Она гибла на глазах, приучила к морфию и Брюсова, чего уже не могла простить ей его жена…

Ироничный и, как считают, злой, равнодушный, Ходасевич был не в состоянии спокойно смотреть на все это. Он счел необходимым поговорить о Нине с Брюсовым. «Я знал и видел страдания Нины и дважды по этому поводу говорил с Брюсовым. Во время второй беседы я сказал ему столь оскорбительное слово, что об этом он, кажется, не рассказал даже Нине. Мы перестали здороваться. Впрочем, через полгода Нина сгладила нашу ссору. Мы притворились, что ее не было».

А потом состояние Нины оказалось столь тяжелым, что ей пришлось лечиться. Лечился и Брюсов — оба у брата Александра Койранского, психиатра Генриха Койранского. Осенью 1909 года Нина уехала в сопровождении Койранского за границу — лечиться. Ей стало лучше. Она продолжала переписку с Брюсовым. Она еще вернулась в Россию, чтобы уехать окончательно вместе со своей беспомощной, больной сестрой Надей — единственным существом, которому она всерьез была нужна. Брюсов постепенно отошел от нее: постаревшая, подурневшая от наркотиков, она уже не была столь привлекательна, как раньше, прежнее очарование окончательно рассеялось. Нина писала ему в эти годы, уже несколько иначе видя и его: «Наступил час, когда ты, сняв целое наслоение различных масок, сам увидел свое лицо — подлинное, данное природой. Может быть, прежде ты бессознательно стремился стряхнуть наконец весь романтизм, не свойственный твоей позитивной натуре, — но он был модным, и тебе казалось нужным играть роль. <…> Порой ты уже и сам не различал, — где маски, где лицо, какие слова настоящие, какие — ложь».

Ходасевич присутствовал при последней встрече Нины и Брюсова. Это было 9 ноября 1911 года. Нина уезжала из Москвы теперь уже навсегда. Ходасевич тоже пришел проводить ее.

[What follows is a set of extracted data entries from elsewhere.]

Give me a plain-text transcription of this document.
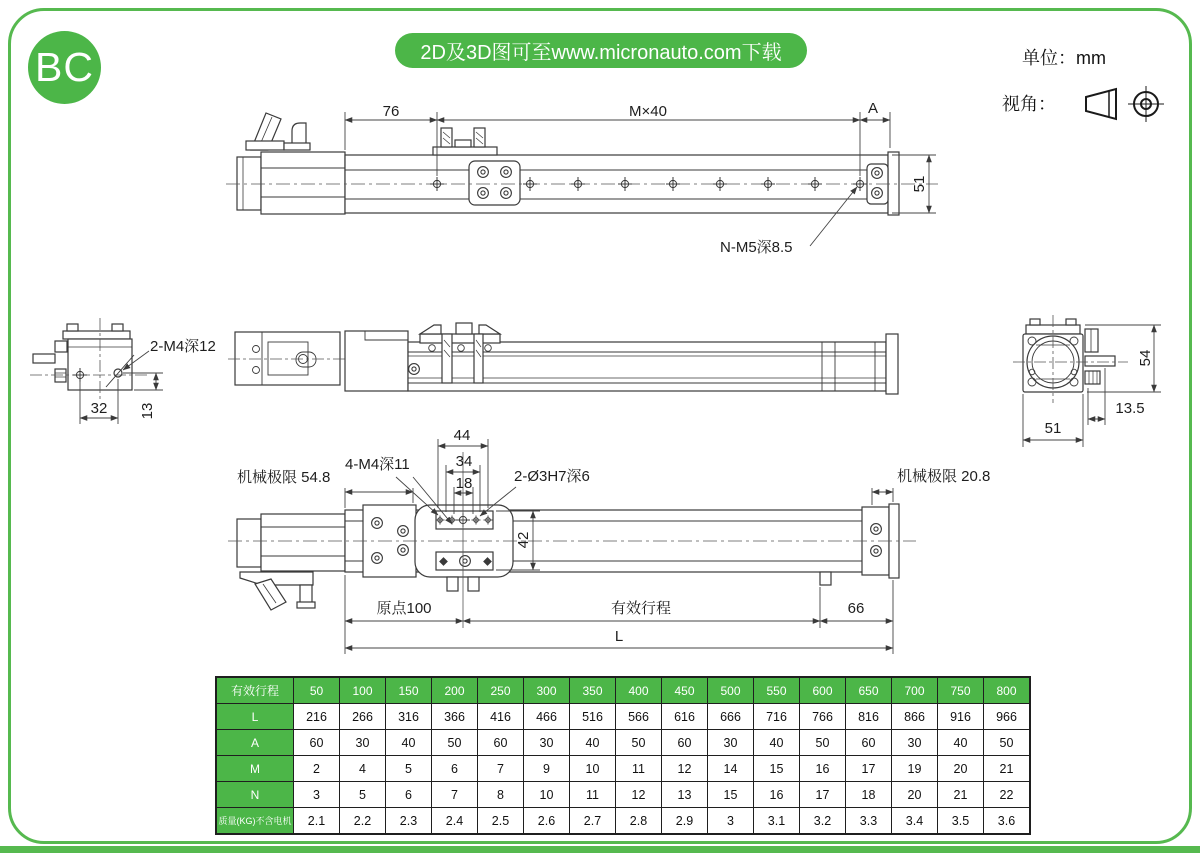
BC	2D及3D图可至www.micronauto.com下载	单位：mm
视角：
76	M×40	A
51
N-M5深8.5
2-M4深12
32 13
54
13.5
51
机械极限 54.8
4-M4深11
44
34
18	2-Ø3H7深6	机械极限 20.8
42
原点100	有效行程	66
L
有效行程	50	100	150	200	250	300	350	400	450	500	550	600	650	700	750	800
L	216	266	316	366	416	466	516	566	616	666	716	766	816	866	916	966
A	60	30	40	50	60	30	40	50	60	30	40	50	60	30	40	50
M	2	4	5	6	7	9	10	11	12	14	15	16	17	19	20	21
N	3	5	6	7	8	10	11	12	13	15	16	17	18	20	21	22
质量(KG)不含电机	2.1	2.2	2.3	2.4	2.5	2.6	2.7	2.8	2.9	3	3.1	3.2	3.3	3.4	3.5	3.6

«Я отправился на Александровский вокзал. Нина уже сидела в купе, рядом с Брюсовым. На полу стояла откупоренная бутылка коньяку (это был, можно сказать, „национальный“ напиток московского символизма). Пили прямо из горлышка, плача и обнимаясь. Хлебнул и я, прослезившись. Это было похоже на проводы новобранцев. Нина и Брюсов знали, что расстаются навеки. Бутылку допили. Поезд тронулся. Мы с Брюсовым вышли из вокзала, сели в сани и молча доехали вместе до Страстного монастыря».

Придя вечером поздравить с именинами мать Брюсова, Матрену Александровну, — все-таки Ходасевич был крепко связан с этим домом — он застал там уже совсем другого Брюсова, «домашнего, уютного, добродушнейшего». Того, вокзального, словно смыло чем-то. Он играл с именинницей и родными в преферанс и сказал Владиславу несколько искательно, «с улыбкой заглядывая в глаза:

— Вот при каких различных обстоятельствах мы нынче встречаемся!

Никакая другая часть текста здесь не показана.